Most consumer goods are getting electronic innards and are developing higher intelligence -- from cars to refrigerators these machines are capable of more sophisticated actions -- even of adaptive behavior. In time, there will be enough extra computing capacity in electronic objects in the home or workplace so that they can be programmed to work as intended and in the assigned environment, and not to work if there are any changes, such as removal from the environment. For example, appliances could repeatedly verify that they are still in the proper house, using cryptographic authentication techniques. Such verification can be made foolproof, but with current systems this would substantially drive up the price of the appliance. Future appliances will have computing power to spare for this task. Appliances may broadcast their position, as with some stolen laptop computers that now try to ``phone home'' at random times to give their current location.

It must not be inexpensive to replace this module that controls appliance operation. Many of these appliances of the future will consult their brain before doing anything, and these brains will be a significant part of the appliances' cost.

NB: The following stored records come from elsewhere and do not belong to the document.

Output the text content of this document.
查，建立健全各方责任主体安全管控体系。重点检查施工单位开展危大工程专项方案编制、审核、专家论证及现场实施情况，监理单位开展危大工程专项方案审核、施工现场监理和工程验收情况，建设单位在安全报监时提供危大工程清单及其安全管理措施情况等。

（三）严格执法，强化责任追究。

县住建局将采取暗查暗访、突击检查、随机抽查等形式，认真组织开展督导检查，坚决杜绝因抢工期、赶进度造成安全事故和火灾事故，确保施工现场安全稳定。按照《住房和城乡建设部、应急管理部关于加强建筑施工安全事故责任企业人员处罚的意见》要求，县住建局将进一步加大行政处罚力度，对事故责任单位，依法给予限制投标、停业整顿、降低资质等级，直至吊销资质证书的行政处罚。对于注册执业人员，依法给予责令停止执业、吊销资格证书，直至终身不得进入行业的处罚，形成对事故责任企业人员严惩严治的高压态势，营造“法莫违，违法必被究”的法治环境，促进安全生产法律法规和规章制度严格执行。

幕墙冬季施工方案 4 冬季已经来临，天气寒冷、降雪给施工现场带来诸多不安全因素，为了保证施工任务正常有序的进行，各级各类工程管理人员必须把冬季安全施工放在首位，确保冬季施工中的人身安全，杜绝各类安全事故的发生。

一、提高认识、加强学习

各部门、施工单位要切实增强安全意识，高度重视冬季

Thus the problem of theft and re-engineering should lessen also.

Some software vendors require that the authorized user retrieve a special enabling password or code, needed to run the software. (They may also require a hardware device inserted in the back of the computer.) Such software can be copied and backed up, but it does not run without the special password. It is even possible to use an identifying hardware ID within a specific computer and supply a password that will only work with that specific copy of the software and that specific computer. Take the software and the password to a different machine, and it will not run. Cryptographic techniques can create passwords that users are not able to break.

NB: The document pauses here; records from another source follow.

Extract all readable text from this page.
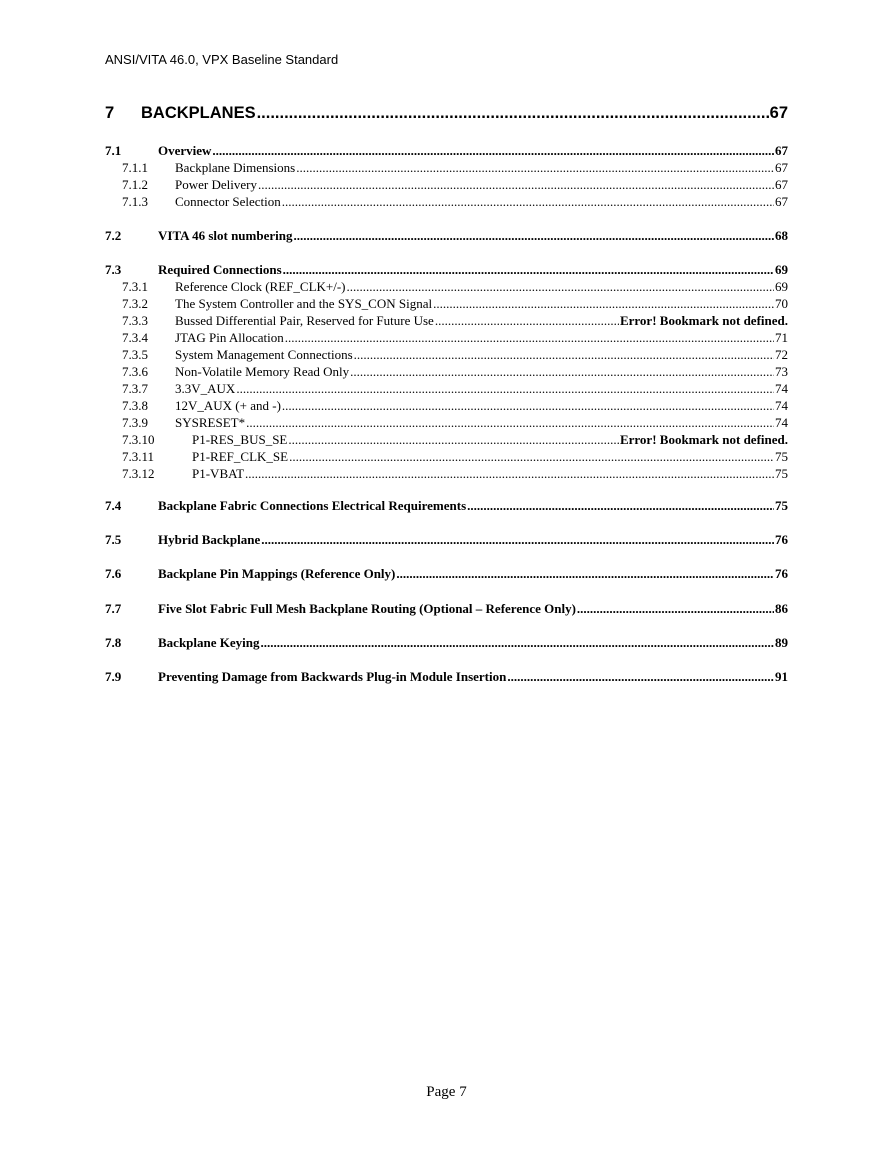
ANSI/VITA 46.0, VPX Baseline Standard
7	BACKPLANES .....	67
7.1	Overview .....	67
7.1.1	Backplane Dimensions .....	67
7.1.2	Power Delivery .....	67
7.1.3	Connector Selection .....	67
7.2	VITA 46 slot numbering .....	68
7.3	Required Connections .....	69
7.3.1	Reference Clock (REF_CLK+/-) .....	69
7.3.2	The System Controller and the SYS_CON Signal .....	70
7.3.3	Bussed Differential Pair, Reserved for Future Use .....	Error! Bookmark not defined.
7.3.4	JTAG Pin Allocation .....	71
7.3.5	System Management Connections .....	72
7.3.6	Non-Volatile Memory Read Only .....	73
7.3.7	3.3V_AUX .....	74
7.3.8	12V_AUX (+ and -) .....	74
7.3.9	SYSRESET* .....	74
7.3.10	P1-RES_BUS_SE .....	Error! Bookmark not defined.
7.3.11	P1-REF_CLK_SE .....	75
7.3.12	P1-VBAT .....	75
7.4	Backplane Fabric Connections Electrical Requirements .....	75
7.5	Hybrid Backplane .....	76
7.6	Backplane Pin Mappings (Reference Only) .....	76
7.7	Five Slot Fabric Full Mesh Backplane Routing (Optional – Reference Only) .....	86
7.8	Backplane Keying .....	89
7.9	Preventing Damage from Backwards Plug-in Module Insertion .....	91
Page 7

In the same way, manufacturers of microprocessors may one day protect against theft by requiring a special password that is tied to the specific microprocessor chip and to the specific computer. When the hardware is started up by the user, it could first insist on accessing the microprocessor vendor by phone or over the Internet, to let this vendor verify that the chip was not stolen.

Society could use similar techniques to make automobile theft nearly impossible. If an unauthorized person tries to start or even enter the car, the car's computers could be programmed to lock up in a way that would require resetting by a dealer.

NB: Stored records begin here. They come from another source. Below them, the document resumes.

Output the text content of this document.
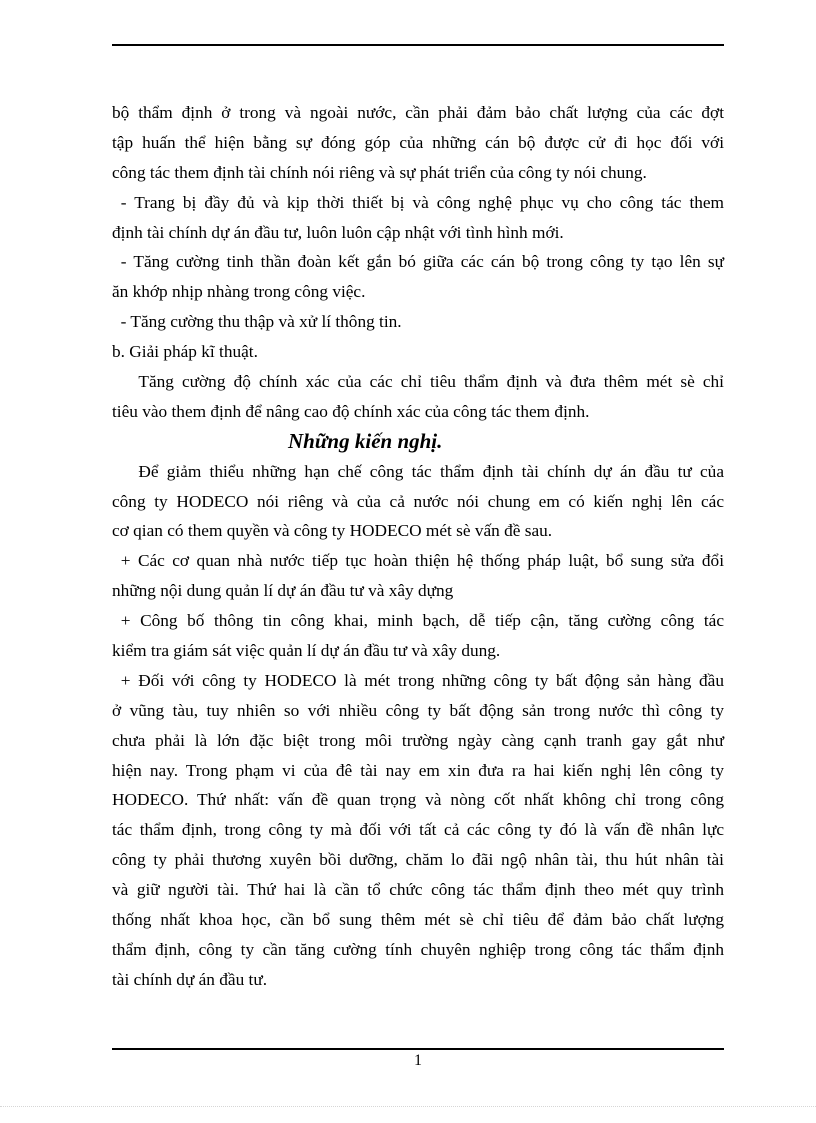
bộ thẩm định ở trong và ngoài nước, cần phải đảm bảo chất lượng của các đợt
tập huấn thể hiện bằng sự đóng góp của những cán bộ được cử đi học đối với
công tác them định tài chính nói riêng và sự phát triển của công ty nói chung.
- Trang bị đầy đủ và kịp thời thiết bị và công nghệ phục vụ cho công tác them
định tài chính dự án đầu tư, luôn luôn cập nhật với tình hình mới.
- Tăng cường tinh thần đoàn kết gắn bó giữa các cán bộ trong công ty tạo lên sự
ăn khớp nhịp nhàng trong công việc.
- Tăng cường thu thập và xử lí thông tin.
b. Giải pháp kĩ thuật.
Tăng cường độ chính xác của các chỉ tiêu thẩm định và đưa thêm mét sè chỉ
tiêu vào them định để nâng cao độ chính xác của công tác them định.
Những kiến nghị.
Để giảm thiểu những hạn chế công tác thẩm định tài chính dự án đầu tư của
công ty HODECO nói riêng và của cả nước nói chung em có kiến nghị lên các
cơ qian có them quyền và công ty HODECO mét sè vấn đề sau.
+ Các cơ quan nhà nước tiếp tục hoàn thiện hệ thống pháp luật, bổ sung sửa đổi
những nội dung quản lí dự án đầu tư và xây dựng
+ Công bố thông tin công khai, minh bạch, dễ tiếp cận, tăng cường công tác
kiểm tra giám sát việc quản lí dự án đầu tư và xây dung.
+ Đối với công ty HODECO là mét trong những công ty bất động sản hàng đầu
ở vũng tàu, tuy nhiên so với nhiều công ty bất động sản trong nước thì công ty
chưa phải là lớn đặc biệt trong môi trường ngày càng cạnh tranh gay gắt như
hiện nay. Trong phạm vi của đê tài nay em xin đưa ra hai kiến nghị lên công ty
HODECO. Thứ nhất: vấn đề quan trọng và nòng cốt nhất không chỉ trong công
tác thẩm định, trong công ty mà đối với tất cả các công ty đó là vấn đề nhân lực
công ty phải thương xuyên bồi dưỡng, chăm lo đãi ngộ nhân tài, thu hút nhân tài
và giữ người tài. Thứ hai là cần tổ chức công tác thẩm định theo mét quy trình
thống nhất khoa học, cần bổ sung thêm mét sè chỉ tiêu để đảm bảo chất lượng
thẩm định, công ty cần tăng cường tính chuyên nghiệp trong công tác thẩm định
tài chính dự án đầu tư.
1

A cartoon image showed a parking meter spewing hot tar over the car of a hapless motorist who violated the time limit. But a serious Philadelphia inventor has a real parking meter which resets itself when a car leaves. It then demands fresh money from the next car. The meter, equipped with infrared sensors, does not add time for inserted money if the meter has expired and the car has not moved. The meter also keeps track of the expiration time, to counter claims that the meter had just run out. This prototype meter is an early example of the new line of intelligent autonomous machines. Whether or not this particular meter is successful, similar machines will soon be available in many application areas.

Now move the level of sophistication yet one notch further up, from hardware that will not allow theft, to hardware that directly disallows the commission of a crime. A simple first example illustrates the idea: In some societies, such as Singapore, laws require the flushing of toilets after use, with a stiff fine for not flushing. Many new public toilets in the U.S. sense that a user has departed and flush themselves automatically, making it impossible to carry out the ``crime'' of ``failure to flush.''

As another example, if the U.S. society is unwilling to restrict the sale and ownership of guns, it could create guns that only the owner would be able to fire. An implementation might involve verifying the owner's hand geometry or fingerprint before firing, or might use a special enabling ring the owner wears. Such a system is not much different from a reliable trigger lock, but an owner can leave the trigger unlocked, while the other systems would reset themselves after each use. Guns could also have disabling mechanisms that would prevent them from discharging in public areas, since a gun owner ought to buy a gun to protect himself in his home, not to shoot at someone in an airport or a store.